In the embedded world, the 6 MHz pulse output with adjustable width is handy for simulating encoder signals or driving stepper motor controllers. The TTL output gives you a 3.3V logic-level square wave without needing an external level shifter. The built-in frequency counter, accepting signals from 1 Hz to 100 MHz, is accurate enough to verify crystal oscillator frequencies or PWM duty cycles without tying up your scope.

Where it frustrates is RF work. The 60 MHz sine is real, but the spectral purity degrades quickly above 30 MHz, and the output impedance mismatch becomes noticeable when feeding transmission lines or RF mixers. One user on a Japanese blog tested 50 MHz output and measured SFDR around 40 dB, calling it borderline for use as a radio carrier. For hobbyist HF work it is passable; for anything demanding clean harmonics, you need a Rigol or Siglent.

Who Should Buy (And Who Shouldn't)

Buy the JDS6600 if you are a beginner or hobbyist who needs a versatile signal source for audio, basic embedded, or educational work. It is the right first generator: cheap enough that you will not cry if you blow the output stage, capable enough that you will not outgrow it for at least a year, and simple enough that you can be generating waveforms within minutes of unboxing. Students, Arduino enthusiasts, and audio tinkerers fall squarely into this camp.

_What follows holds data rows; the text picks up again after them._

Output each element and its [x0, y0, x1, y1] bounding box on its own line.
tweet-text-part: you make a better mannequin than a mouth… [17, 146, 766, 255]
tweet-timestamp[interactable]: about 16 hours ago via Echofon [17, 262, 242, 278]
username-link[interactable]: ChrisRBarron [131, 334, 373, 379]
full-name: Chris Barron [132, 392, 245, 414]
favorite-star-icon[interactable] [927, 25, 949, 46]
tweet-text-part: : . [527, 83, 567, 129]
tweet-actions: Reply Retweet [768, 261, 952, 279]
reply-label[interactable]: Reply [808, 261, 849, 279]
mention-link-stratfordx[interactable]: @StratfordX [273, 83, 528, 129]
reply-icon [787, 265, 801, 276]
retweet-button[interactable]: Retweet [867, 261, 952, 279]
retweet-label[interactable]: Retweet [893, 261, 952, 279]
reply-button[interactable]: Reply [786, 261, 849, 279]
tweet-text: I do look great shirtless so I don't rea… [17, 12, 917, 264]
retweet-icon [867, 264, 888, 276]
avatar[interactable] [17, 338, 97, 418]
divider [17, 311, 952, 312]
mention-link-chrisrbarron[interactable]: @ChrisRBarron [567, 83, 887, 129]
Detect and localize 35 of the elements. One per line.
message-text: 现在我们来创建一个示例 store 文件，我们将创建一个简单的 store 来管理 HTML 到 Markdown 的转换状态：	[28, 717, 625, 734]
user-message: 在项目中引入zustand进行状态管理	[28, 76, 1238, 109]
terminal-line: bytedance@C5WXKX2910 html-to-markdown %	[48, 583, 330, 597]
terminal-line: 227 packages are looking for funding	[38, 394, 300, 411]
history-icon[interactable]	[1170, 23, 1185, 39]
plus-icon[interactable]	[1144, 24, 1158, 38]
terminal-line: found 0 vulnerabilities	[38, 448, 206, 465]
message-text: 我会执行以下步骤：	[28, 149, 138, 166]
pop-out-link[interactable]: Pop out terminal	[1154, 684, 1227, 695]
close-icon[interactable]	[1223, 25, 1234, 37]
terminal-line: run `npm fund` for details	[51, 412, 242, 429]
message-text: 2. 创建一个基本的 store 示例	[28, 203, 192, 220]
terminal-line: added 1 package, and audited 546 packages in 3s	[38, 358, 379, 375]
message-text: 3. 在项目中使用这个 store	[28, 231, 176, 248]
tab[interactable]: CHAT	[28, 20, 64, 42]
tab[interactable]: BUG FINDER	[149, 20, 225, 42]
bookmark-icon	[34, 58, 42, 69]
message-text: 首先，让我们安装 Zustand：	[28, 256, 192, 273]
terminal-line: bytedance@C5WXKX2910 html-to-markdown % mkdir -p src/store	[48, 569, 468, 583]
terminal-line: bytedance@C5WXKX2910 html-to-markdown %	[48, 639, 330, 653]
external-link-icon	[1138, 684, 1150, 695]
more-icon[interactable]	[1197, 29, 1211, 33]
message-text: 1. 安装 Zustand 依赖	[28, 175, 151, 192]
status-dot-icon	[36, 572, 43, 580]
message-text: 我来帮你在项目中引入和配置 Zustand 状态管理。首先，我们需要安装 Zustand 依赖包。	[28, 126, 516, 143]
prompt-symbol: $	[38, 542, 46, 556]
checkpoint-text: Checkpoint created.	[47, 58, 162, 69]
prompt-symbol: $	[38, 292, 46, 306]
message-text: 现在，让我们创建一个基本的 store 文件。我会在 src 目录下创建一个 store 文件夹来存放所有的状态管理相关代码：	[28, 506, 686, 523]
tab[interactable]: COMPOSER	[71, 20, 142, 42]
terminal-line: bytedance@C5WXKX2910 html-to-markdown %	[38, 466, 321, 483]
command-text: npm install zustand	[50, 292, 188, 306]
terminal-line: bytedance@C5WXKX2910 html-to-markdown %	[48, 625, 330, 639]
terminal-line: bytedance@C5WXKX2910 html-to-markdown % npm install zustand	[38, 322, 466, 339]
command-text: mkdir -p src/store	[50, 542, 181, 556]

Do not buy it if you need precise 50 Ω impedance matching for RF circuits, if you require automated remote control via Python or MATLAB, or if signal purity below -50 dBc is non-negotiable. Professional engineers doing production test, RF hobbyists working above HF, or anyone who values software polish will find the JDS6600’s limitations maddening. In those cases, stepping up to the FeelTech FY6600, Rigol DG1022Z, or Siglent SDG1032X is money well spent.

Alternatives Worth Considering

The FeelTech FY6600 at roughly $100 sits in the same budget tier and offers a nearly identical analog performance envelope: 60 MHz sine, two channels, PC software. The FY6600 has a larger 3.5-inch display and an active community sharing custom waveforms, but it also carries a notorious history of firmware bugs and power supply noise issues on early revisions. The JDS6600 feels more stable out of the box, though the FY6600’s PC software is slightly more capable.

The Rigol DG1022Z at $249 is the next meaningful step up. You trade maximum frequency (25 MHz versus 60 MHz) for dramatically better signal purity, a genuine 50 Ω output, LAN connectivity, and a 14-bit DAC that is measurably cleaner. If you own a Rigol scope, the integration alone justifies the premium.

For pure audio work under $100, also consider the MHS-5200A, which is essentially the JDS6600’s predecessor. It lacks the color display and some waveform options but can often be found for $40. The JDS6600 is the better buy at current pricing unless you are pinching every penny.